The FCC staff had rejected a complaint by cable companies against the telephone company's retention-marketing efforts, which are attempts to retain customers being wooed to cable's competing phone service.

The FCC's Enforcement Bureau back in April said that it would not step in to prevent Verizon Communications from using proprietary information to try to keep customers from switching to cable-phone service -- so-called retention-marketing efforts. The bureau concluded that the rules were unclear, but it favored Verizon’s reading of them, which would allow methods it used to try to retain those customers. That included using a cable company's notification to Verizon that a customer was switching to try to retain that customer via various incentives.

A majority of commissioners disagreed. "Carriers are free to initiate customer retention-marketing campaigns before a consumer gives the order to switch from his or her current phone service provider to a new provider," said Commissioner Robert McDowell. "Under the law, carriers are also permitted to launch 'win-back' campaigns after consumers have switched.

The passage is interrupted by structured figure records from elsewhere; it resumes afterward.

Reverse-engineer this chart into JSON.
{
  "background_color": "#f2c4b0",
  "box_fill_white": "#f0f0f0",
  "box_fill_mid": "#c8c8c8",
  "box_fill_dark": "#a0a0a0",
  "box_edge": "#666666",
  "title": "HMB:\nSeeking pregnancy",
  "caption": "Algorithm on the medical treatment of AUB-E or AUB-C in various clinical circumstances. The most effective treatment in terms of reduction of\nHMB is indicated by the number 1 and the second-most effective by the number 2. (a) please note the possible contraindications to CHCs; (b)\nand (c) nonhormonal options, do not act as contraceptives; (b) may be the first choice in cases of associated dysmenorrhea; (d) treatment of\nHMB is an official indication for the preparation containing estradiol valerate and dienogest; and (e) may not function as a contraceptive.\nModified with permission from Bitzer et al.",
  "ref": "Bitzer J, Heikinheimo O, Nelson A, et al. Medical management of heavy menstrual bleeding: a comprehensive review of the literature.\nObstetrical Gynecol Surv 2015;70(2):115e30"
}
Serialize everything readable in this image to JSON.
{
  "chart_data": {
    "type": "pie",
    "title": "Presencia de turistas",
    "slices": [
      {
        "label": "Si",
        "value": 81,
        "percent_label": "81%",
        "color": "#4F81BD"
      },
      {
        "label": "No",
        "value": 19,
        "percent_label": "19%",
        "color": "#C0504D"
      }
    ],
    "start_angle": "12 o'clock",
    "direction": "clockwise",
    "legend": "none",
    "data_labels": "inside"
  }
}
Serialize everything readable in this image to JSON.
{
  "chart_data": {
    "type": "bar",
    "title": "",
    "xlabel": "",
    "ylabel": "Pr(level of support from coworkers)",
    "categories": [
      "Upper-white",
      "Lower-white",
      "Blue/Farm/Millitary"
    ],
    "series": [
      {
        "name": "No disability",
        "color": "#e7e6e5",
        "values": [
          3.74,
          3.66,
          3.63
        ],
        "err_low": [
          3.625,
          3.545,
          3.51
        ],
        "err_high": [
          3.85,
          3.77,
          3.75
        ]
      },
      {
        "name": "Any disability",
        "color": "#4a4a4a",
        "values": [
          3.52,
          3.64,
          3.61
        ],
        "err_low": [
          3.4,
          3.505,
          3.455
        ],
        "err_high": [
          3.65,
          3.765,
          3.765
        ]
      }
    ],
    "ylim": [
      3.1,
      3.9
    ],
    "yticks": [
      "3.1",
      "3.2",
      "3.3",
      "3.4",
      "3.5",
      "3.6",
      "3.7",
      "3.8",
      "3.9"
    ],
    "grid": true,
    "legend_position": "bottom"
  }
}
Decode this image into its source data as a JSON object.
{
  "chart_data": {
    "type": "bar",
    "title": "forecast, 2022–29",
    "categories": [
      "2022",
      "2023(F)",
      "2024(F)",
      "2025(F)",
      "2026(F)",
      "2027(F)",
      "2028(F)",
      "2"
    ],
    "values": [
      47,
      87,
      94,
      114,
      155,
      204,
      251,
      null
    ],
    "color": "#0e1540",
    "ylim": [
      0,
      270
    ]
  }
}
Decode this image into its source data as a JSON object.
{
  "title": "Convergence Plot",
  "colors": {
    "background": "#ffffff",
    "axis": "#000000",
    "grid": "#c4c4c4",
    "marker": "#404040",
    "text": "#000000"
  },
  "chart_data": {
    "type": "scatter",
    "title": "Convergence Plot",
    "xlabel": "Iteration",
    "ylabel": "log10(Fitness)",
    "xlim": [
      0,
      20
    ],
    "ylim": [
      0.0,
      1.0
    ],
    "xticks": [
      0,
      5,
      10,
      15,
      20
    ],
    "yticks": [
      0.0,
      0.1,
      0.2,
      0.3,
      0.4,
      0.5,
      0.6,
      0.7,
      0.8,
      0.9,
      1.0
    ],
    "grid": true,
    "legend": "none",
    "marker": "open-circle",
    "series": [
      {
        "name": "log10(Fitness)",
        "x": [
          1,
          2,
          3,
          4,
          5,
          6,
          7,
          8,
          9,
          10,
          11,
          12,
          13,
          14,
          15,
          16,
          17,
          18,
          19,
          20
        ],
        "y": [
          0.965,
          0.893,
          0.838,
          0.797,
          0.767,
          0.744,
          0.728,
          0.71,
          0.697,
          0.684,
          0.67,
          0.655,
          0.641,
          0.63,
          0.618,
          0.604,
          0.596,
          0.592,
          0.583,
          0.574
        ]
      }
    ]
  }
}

Today's action underscores long-held Commission policy that using proprietary customer information for marketing efforts cannot take place during the window of time when a customer's phone number is being switched to a new provider."

Saying the FCC would be hurting, not helping, consumers, Verizon countered that the decision prevents customers from getting important information on potentially better service and price. “FCC Commissioners regularly champion consumer choice, transparency of information, and competition on a level playing field. But this decision creates less of each," said Verizon in a statement. "This disappointing outcome takes a step back from the march toward full competition. It enables cable companies to lock in TV customers by forbidding Verizon from providing information about better voice services or prices. It is bad policy that will harm consumers.”